Lebih dari sekadar angka di papan skor, gol tersebut adalah simbol kepercayaan yang terbayar lunas.
Penampilan itu membuatnya layak dinobatkan sebagai man of the match. Namun yang lebih penting, ia mengirim pesan kuat kepada manajemen dan publik: bahwa dirinya siap menjadi bagian dari proyek jangka panjang klub.

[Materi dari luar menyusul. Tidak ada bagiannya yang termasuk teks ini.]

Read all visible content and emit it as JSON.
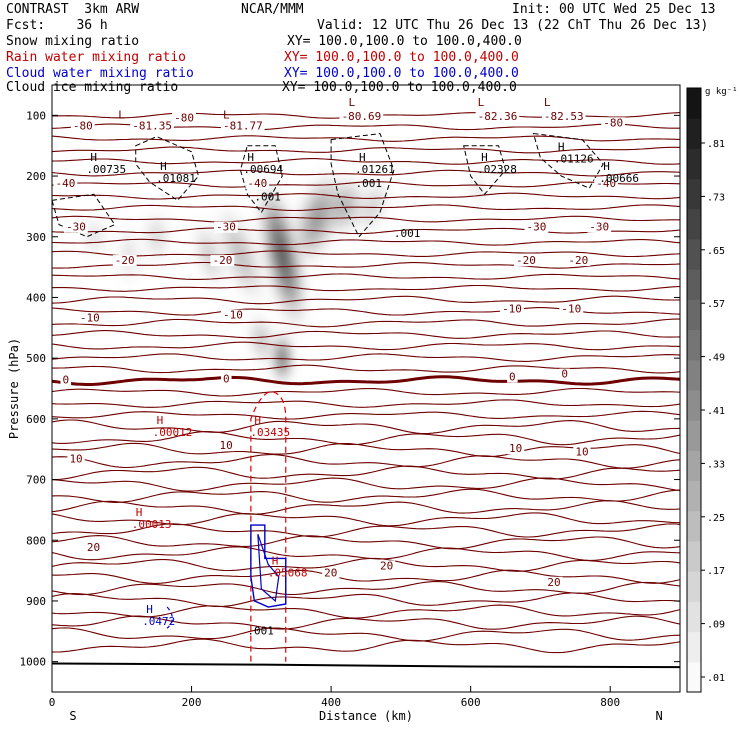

Dalam konteks yang lebih luas, kehadiran Lagator memberi warna baru pada lini belakang PSM. Selama ini, kekuatan bertahan lebih banyak bertumpu pada duet Yuran Fernandes dan Aloisio Neto. Keduanya dikenal sebagai bek tengah tangguh sekaligus ancaman dalam situasi bola mati.
Kini, dengan hadirnya Lagator—yang bahkan mampu bermain di lebih dari satu posisi—PSM memiliki fleksibilitas taktik yang lebih luas.
Kemampuan bermain sebagai bek tengah maupun bek kanan menjadikannya aset berharga. Dalam kompetisi panjang seperti BRI Super League, fleksibilitas seperti ini sering kali menjadi pembeda. Cedera, akumulasi kartu, atau kebutuhan rotasi tidak lagi menjadi masalah besar ketika ada pemain yang mampu mengisi beberapa peran dengan kualitas yang relatif setara.
Di bawah arahan Bernardo Tavares, profil pemain seperti Lagator sangat sesuai dengan filosofi permainan yang diusung. Disiplin dalam bertahan, efektif dalam menyerang, serta mampu membaca momentum—semua elemen itu tercermin dalam performanya.
Lebih jauh, mempertahankan Lagator bukan hanya soal satu pertandingan atau satu gol penting. Ini tentang menjaga kontinuitas dan identitas yang mulai terbentuk di tubuh PSM. Sebelumnya, manajemen telah mengamankan kontrak pemain kunci seperti Yuran Fernandes dan Victor Luiz. Langkah tersebut menunjukkan keinginan untuk mempertahankan fondasi tim.
Dalam kerangka itu, Lagator bukan lagi sekadar pelengkap. Ia adalah bagian dari struktur.
Sepak bola modern menuntut bek yang tidak hanya kuat dalam duel, tetapi juga cerdas dalam membaca permainan dan berani mengambil peran dalam fase ofensif. Lagator memenuhi kriteria itu—bahkan melampauinya dengan kemampuan bermain multi posisi.
Kini, pertanyaannya bukan lagi apakah ia layak dipertahankan, melainkan sejauh mana PSM ingin membangun tim di sekeliling pemain-pemain seperti dirinya.
Karena dalam perjalanan panjang sebuah musim, tim yang mampu menjaga keseimbangan antara stabilitas dan evolusi adalah tim yang memiliki peluang terbesar untuk bertahan—atau bahkan melangkah lebih jauh.